Ses habitants pouvaient profiter de ses théâtres, cliniques, bars, magasins et centres résidentiels ouverts aux classes aisée et moyenne.

Alors que l'éruption du Vésuve, en 79 après J.-C., devait détruire toute vie à Pompéi, les victimes ne furent pas aussi nombreuses que le veut la croyance populaire.

Par chance, un séisme survenu un peu avant incita la plupart des habitants de la ville à fuir leurs maisons, ce qui réduisit les pertes en vie humaine à environ le quart de la population.

Aujourd'hui, la magie de Pompéi est de nous faire remonter le temps jusqu'au passé illustre de cette cité.

Archéologie à Pompéi

La ville est enfermée dans une enceinte, construite au Ve s. avant J.-C., réparée plusieurs fois jusqu'au Ier s. avant J.-C., et qui a la forme d'une ellipse ; elle comprend le noyau osque ancien, autour du forum, avec des rues dont l'irrégularité ne fut jamais complètement rectifiée, et les quartiers hellénistiques, organisés autour de deux rues est-ouest (rue de Nola et rue de l'Abondance), que recoupent perpendiculairement trois rues principales nord-sud.
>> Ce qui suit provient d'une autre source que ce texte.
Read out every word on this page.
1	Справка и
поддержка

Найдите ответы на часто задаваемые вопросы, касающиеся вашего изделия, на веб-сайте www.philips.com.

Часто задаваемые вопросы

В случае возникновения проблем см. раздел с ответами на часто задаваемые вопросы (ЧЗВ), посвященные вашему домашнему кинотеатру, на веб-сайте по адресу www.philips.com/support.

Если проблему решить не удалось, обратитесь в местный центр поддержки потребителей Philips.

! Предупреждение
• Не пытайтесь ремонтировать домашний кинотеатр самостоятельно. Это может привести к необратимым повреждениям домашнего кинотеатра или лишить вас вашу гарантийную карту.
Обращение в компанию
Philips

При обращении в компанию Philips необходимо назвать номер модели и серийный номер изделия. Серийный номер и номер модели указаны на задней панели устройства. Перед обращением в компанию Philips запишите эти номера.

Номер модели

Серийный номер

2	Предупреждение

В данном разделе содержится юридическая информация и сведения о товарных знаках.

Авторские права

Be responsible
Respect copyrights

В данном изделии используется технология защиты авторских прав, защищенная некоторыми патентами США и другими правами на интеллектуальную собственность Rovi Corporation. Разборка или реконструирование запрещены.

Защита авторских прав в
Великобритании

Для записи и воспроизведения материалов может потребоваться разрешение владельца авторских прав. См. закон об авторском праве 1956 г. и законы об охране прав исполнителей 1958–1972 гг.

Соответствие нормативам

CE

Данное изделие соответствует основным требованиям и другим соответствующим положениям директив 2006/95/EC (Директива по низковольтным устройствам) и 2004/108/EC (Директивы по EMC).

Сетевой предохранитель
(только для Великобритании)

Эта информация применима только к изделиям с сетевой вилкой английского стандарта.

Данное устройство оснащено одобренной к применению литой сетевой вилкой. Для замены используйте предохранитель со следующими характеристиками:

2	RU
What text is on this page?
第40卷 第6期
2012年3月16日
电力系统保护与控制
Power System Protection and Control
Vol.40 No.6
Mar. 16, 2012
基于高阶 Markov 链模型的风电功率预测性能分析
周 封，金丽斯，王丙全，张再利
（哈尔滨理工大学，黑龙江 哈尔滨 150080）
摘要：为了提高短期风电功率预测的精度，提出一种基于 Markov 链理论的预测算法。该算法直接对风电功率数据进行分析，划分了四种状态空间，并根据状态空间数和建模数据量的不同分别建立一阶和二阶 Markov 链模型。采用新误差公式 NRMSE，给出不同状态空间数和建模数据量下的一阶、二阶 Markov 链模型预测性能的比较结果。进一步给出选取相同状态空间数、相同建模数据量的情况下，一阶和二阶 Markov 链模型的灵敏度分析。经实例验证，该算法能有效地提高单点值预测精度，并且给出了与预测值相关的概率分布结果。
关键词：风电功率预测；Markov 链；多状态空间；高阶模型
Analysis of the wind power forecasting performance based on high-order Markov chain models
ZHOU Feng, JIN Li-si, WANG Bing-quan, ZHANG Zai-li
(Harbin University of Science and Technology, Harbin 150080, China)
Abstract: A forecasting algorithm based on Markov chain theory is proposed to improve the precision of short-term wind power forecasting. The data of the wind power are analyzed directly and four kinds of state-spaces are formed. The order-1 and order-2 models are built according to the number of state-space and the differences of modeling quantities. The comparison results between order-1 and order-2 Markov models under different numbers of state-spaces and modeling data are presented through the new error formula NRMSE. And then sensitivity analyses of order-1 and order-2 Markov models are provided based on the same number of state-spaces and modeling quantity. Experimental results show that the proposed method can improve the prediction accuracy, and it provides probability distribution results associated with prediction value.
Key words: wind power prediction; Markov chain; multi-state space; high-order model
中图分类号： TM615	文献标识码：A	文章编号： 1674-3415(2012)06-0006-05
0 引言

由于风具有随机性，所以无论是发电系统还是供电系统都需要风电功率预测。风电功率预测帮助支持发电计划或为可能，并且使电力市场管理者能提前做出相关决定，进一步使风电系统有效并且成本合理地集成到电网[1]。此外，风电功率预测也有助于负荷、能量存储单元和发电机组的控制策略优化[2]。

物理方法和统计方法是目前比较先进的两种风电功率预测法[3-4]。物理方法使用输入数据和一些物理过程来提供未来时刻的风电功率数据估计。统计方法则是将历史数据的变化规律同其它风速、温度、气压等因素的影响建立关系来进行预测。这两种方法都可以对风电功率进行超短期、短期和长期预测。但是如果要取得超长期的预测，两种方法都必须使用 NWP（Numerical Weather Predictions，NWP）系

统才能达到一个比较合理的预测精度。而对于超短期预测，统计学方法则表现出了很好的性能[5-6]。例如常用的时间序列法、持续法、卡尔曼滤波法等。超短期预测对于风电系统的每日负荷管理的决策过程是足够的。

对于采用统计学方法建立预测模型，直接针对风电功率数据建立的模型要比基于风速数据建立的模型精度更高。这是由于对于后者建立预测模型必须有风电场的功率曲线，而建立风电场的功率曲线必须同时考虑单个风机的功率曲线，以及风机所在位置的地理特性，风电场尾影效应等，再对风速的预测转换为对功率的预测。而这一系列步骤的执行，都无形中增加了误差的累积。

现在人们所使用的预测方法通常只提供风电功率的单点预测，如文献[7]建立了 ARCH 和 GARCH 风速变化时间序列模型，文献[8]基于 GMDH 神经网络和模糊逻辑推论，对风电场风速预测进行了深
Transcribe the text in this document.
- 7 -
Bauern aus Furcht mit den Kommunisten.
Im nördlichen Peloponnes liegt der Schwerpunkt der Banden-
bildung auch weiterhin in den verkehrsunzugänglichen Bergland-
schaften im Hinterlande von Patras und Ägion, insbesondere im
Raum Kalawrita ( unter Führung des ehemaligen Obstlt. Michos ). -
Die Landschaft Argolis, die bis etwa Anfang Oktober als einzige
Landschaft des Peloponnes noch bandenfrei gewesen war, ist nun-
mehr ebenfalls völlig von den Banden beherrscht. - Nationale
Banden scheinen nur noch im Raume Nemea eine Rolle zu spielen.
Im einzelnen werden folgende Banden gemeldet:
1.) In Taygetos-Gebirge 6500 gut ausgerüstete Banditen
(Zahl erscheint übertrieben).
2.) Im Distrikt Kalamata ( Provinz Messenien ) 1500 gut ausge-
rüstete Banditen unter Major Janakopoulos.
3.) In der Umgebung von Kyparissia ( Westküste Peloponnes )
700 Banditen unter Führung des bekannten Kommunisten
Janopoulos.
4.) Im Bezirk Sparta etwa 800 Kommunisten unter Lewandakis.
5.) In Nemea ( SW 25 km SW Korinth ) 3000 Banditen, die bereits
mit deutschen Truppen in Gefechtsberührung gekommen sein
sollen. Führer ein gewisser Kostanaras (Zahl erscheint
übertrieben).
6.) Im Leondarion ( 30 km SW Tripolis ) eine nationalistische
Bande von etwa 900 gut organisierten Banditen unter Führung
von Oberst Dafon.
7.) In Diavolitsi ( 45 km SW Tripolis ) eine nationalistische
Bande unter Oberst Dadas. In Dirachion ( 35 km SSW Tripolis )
Le forum, place rectangulaire, entoure le temple de Jupiter, devenu pour les Romains le Capitole, et jouxte le temple d'Apollon ; autour s'alignent les principaux bâtiments publics : basilique judiciaire, curie, marché, édifice construit par une certaine Eumachia pour les foulons ; le temple de Vénus, protectrice de la ville, est au sud de la basilique. On trouve vers l'est le « forum triangulaire », ancien sanctuaire suburbain avec temple dorique ; le théâtre, l'Odéon et, plus tard, la caserne des gladiateurs et le temple, très fréquenté, d'Isis se sont installés dans ce secteur ; à l'époque impériale, Pompéi disposait de quatre thermes publics ; les plus importants sont les thermes centraux et de Stabies.